Smokers face more health risks than individuals who are not using cigarettes. While it is important for everyone to have life insurance coverage, having a policy may be especially essential for people who smoke. If you develop a serious illness, whether it is related to smoking or not, you want to ensure you are able to pay for medical costs and provide for yourself and your family if you cannot work. Life insurance will allow you that peace of mind. Life insurance cover can also provide for your dependents and allow them to achieve financial security if you pass away unexpectedly.
Can smokers purchase life insurance?
Smokers can purchase life insurance policies. You may find insurance coverage to be more expensive, since insurers charge higher premiums to smokers. However, if you are generally in good health with no serious pre-existing medical conditions, finding a policy should not be difficult. There are also guaranteed issue policies to cover things like funeral costs that you can get without a medical examination or background health check, which may be an option if your smoking is making typical policies too expensive for you.
What types of life insurance can smokers buy?
You may purchase any type of life insurance policy, including a policy providing sickness cover as well as a policy that will pay out upon your death. Insurers will not generally refuse coverage for life insurance policies on the basis of smoking. However, you may have to pay higher premiums.

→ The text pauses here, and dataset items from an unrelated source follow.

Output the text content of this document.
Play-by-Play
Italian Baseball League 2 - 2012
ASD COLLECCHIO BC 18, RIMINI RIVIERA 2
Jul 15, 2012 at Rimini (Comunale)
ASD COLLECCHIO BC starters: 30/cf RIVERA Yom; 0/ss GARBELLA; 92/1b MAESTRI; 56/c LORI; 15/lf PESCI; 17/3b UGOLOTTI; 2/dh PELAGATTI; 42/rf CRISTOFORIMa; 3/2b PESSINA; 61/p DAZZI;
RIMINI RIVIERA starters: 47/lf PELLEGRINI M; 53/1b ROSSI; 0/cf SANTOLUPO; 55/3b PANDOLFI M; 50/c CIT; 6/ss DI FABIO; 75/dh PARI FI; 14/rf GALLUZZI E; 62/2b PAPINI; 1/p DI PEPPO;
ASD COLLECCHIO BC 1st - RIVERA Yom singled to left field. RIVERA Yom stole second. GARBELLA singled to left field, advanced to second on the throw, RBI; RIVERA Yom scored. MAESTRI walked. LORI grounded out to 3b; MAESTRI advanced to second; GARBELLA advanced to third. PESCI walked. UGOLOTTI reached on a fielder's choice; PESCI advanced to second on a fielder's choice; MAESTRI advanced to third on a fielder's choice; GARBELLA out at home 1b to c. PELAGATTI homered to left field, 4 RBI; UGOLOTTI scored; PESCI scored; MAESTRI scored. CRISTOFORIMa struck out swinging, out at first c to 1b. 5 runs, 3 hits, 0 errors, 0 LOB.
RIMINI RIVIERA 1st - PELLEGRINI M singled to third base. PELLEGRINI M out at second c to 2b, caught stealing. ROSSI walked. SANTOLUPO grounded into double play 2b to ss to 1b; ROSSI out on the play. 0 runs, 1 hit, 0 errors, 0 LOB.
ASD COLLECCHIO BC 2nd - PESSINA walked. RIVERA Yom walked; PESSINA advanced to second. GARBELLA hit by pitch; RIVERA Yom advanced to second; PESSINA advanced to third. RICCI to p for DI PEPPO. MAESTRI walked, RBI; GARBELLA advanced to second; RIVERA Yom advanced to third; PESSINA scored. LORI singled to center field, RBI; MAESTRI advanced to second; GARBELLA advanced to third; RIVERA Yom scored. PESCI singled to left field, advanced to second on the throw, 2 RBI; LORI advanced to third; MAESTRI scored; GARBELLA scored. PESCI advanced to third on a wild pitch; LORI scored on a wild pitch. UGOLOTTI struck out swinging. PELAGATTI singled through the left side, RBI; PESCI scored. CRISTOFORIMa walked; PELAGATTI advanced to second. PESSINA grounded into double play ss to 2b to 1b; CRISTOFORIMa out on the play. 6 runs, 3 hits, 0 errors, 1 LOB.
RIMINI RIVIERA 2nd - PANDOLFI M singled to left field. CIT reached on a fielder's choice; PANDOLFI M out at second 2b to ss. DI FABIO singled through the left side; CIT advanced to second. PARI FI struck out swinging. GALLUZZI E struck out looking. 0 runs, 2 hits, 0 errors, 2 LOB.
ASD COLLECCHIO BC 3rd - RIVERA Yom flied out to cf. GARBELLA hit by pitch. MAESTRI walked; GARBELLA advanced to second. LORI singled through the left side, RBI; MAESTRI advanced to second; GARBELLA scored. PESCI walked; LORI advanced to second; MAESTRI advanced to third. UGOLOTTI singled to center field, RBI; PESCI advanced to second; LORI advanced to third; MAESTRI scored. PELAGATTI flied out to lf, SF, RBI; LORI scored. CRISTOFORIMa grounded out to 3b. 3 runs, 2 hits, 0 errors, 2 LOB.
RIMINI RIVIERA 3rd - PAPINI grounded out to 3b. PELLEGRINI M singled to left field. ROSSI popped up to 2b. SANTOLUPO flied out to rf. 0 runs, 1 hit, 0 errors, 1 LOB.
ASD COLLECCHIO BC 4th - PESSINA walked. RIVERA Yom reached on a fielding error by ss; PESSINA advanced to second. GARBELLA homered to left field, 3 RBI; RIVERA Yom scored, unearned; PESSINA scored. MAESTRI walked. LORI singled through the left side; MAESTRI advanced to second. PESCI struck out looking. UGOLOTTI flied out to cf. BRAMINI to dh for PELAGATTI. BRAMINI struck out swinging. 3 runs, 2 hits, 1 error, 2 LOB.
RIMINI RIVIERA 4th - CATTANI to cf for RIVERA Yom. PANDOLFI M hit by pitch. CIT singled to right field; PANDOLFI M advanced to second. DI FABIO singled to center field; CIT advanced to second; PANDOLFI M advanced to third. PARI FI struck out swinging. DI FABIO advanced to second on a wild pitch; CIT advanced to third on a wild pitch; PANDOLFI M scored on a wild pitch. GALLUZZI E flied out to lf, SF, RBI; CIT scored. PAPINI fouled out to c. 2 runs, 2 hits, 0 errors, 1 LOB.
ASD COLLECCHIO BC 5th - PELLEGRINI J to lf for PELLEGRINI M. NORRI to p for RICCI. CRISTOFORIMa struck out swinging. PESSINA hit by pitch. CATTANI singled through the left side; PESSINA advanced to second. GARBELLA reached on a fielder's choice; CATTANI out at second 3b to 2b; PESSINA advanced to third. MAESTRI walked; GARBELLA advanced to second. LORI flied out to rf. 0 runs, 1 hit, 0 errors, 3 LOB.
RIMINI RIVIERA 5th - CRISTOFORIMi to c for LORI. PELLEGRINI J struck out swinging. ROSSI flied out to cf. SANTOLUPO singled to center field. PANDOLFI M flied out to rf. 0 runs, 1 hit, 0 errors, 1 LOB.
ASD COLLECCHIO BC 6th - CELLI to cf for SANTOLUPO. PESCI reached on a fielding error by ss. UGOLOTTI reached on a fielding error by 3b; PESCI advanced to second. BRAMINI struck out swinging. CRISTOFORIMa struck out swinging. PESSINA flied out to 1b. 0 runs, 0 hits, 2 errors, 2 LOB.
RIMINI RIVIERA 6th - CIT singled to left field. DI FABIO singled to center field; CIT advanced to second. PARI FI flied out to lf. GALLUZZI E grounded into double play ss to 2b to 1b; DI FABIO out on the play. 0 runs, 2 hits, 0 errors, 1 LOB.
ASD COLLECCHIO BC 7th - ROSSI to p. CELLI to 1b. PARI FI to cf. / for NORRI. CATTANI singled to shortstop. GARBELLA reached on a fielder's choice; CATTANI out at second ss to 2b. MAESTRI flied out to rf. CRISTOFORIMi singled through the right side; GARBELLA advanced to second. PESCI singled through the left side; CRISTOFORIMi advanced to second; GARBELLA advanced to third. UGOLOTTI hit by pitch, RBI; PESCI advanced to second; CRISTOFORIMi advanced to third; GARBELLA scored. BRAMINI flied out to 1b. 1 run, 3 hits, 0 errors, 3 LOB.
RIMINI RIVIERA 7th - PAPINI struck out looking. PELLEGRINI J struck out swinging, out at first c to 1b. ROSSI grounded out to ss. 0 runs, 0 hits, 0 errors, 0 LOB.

How does an insurance company know you smoke?
One of the first questions you are asked when you apply for life insurance is whether you are a smoker. You must be honest when answering this question as well as when providing other health information to the insurance company.
Your insurer may request you undergo a medical examination when you purchase coverage. At your exam, your doctor will also discuss your smoking with you and may be able to identify any health issues caused by smoking. You may have to undergo blood tests, a urine test, and a general physical exam when applying for a policy and the results of these exams and tests can help an insurer to determine if you smoke or not.
What information must you provide about your smoking?
The insurance company is not only going to want to know if you smoke, but is also going to want to know how often you smoke and how much you smoke. All of this affects your ability to secure coverage and affects the cost of your premiums. When you admit to smoking on an application, the life insurance company is likely going to ask you to submit to a medical exam. The doctor will examine you for signs of illnesses related to smoking that could affect the likelihood you will make an insurance claim.
How much does smoking affect premiums?
As soon as you admit to smoking cigarettes, you are pushed into a higher risk category and your premiums will be more costly. Insurance companies have underwriters that assess the risk of an insurance claim being made. Underwriters know how different smoking habits and different smoking-related medical problems affect illness and mortality rates. Based on the added risk your smoking presents of a payout, the insurer will adjust premiums upwards accordingly. In some cases, you may pay around double what a nonsmoker would pay for the same coverage.
What if you don’t tell the insurer you smoke?
If you do not tell the insurer you smoke, this is considered insurance fraud. You have a duty of disclosure when you complete your insurance application and must provide information about your health status and your smoking status. Insurance companies may take a number of steps to verify whether you were dishonest and failed to live up to your duty of disclosure, such as reviewing your Medicare records and contacting the doctors you were seeing at the time of your application. If it is determined you were dishonest, your policy may be retroactively cancelled and no benefits will be paid out.
What if you quit smoking?
Most insurers will treat former smokers as non-smokers after 12 months. If you are applying for life insurance for the first time, the insurer will treat you as a non-smoker if you have not had a cigarette in the 12 months before applying for the policy. If you purchased coverage as a smoker and have since quit smoking, you can contact the insurer after quitting to have your premiums adjusted to reflect your new non-smoker status. The insurance company may look into whether you quit because of a health issue, and you may be required to provide medical evidence that you did not stop smoking recently only on medical advice because the smoking was beginning to cause health concerns.
How should I shop for an insurance policy as a smoker?
As a smoker, it is very important to shop around for a policy that will offer the coverage you need at a price you can comfortably afford. Look at the different types of coverage (including the death benefit and sickness coverage), as well as the premiums and the policy conditions and exclusions as you determine what insurance coverage is right for you.